Genes make us who we are. They define the proteins which in combinations are unique to
each individual. They also pass on information to the next generation. They also monitor the
cells in which they exist and determine the sex of the organism.

When the human genome was decoded, there were far fewer genes than expected and only
about 3% of these make us who we are. 40% of genes control the others. Genetic diseases
eg cancer are normally caused by problems with these, rather than the 3% which define us.
Stem cells may develop into muscle, red blood cells or nerves for example. They can be
harvested from the liver and bone marrow and used to repair the body in some cases.
Mature cells can be encouraged to act as stem cells as was the case with Dolly the sheep.
The influence of the environment on development was seen when a moth in London
replaced its black spots with white in a short time after the Clean Air Act was passed. The
response of foetuses to the Dutch famine in 1944 was seen in following generations too.

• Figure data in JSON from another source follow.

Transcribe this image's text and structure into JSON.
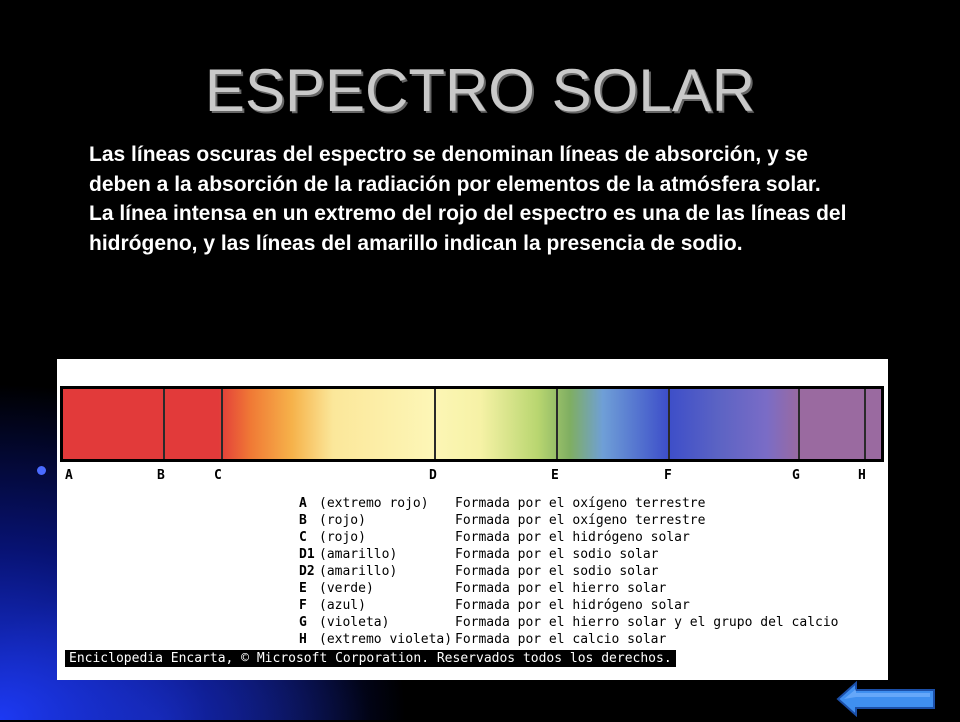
{
  "slide": {
    "title": "ESPECTRO SOLAR",
    "paragraph": "Las líneas oscuras del espectro se denominan líneas de absorción, y se deben a la absorción de la radiación por elementos de la atmósfera solar. La línea intensa en un extremo del rojo del espectro es una de las líneas del hidrógeno, y las líneas del amarillo indican la presencia de sodio."
  },
  "figure": {
    "spectrum_letters": [
      "A",
      "B",
      "C",
      "D",
      "E",
      "F",
      "G",
      "H"
    ],
    "legend": [
      {
        "code": "A",
        "name": "(extremo rojo)",
        "desc": "Formada por el oxígeno terrestre"
      },
      {
        "code": "B",
        "name": "(rojo)",
        "desc": "Formada por el oxígeno terrestre"
      },
      {
        "code": "C",
        "name": "(rojo)",
        "desc": "Formada por el hidrógeno solar"
      },
      {
        "code": "D1",
        "name": "(amarillo)",
        "desc": "Formada por el sodio solar"
      },
      {
        "code": "D2",
        "name": "(amarillo)",
        "desc": "Formada por el sodio solar"
      },
      {
        "code": "E",
        "name": "(verde)",
        "desc": "Formada por el hierro solar"
      },
      {
        "code": "F",
        "name": "(azul)",
        "desc": "Formada por el hidrógeno solar"
      },
      {
        "code": "G",
        "name": "(violeta)",
        "desc": "Formada por el hierro solar y el grupo del calcio"
      },
      {
        "code": "H",
        "name": "(extremo violeta)",
        "desc": "Formada por el calcio solar"
      }
    ],
    "credit": "Enciclopedia Encarta, © Microsoft Corporation. Reservados todos los derechos."
  },
  "navigation": {
    "back_icon": "left-arrow-icon",
    "arrow_color": "#3f8ff0"
  }
}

In reply to questions, Alex said that progress in treatment for MS had been slow because
drug companies had not seen this as a route to profit. He explained that Alzheimer’s was
caused by too much protein being deposited in brain cells. There might be a cure, but
vascular dementia, caused by inadequate blood supply looked more difficult to treat. Alex
said the idea that we are descended from very few women is almost certainly oversimplified.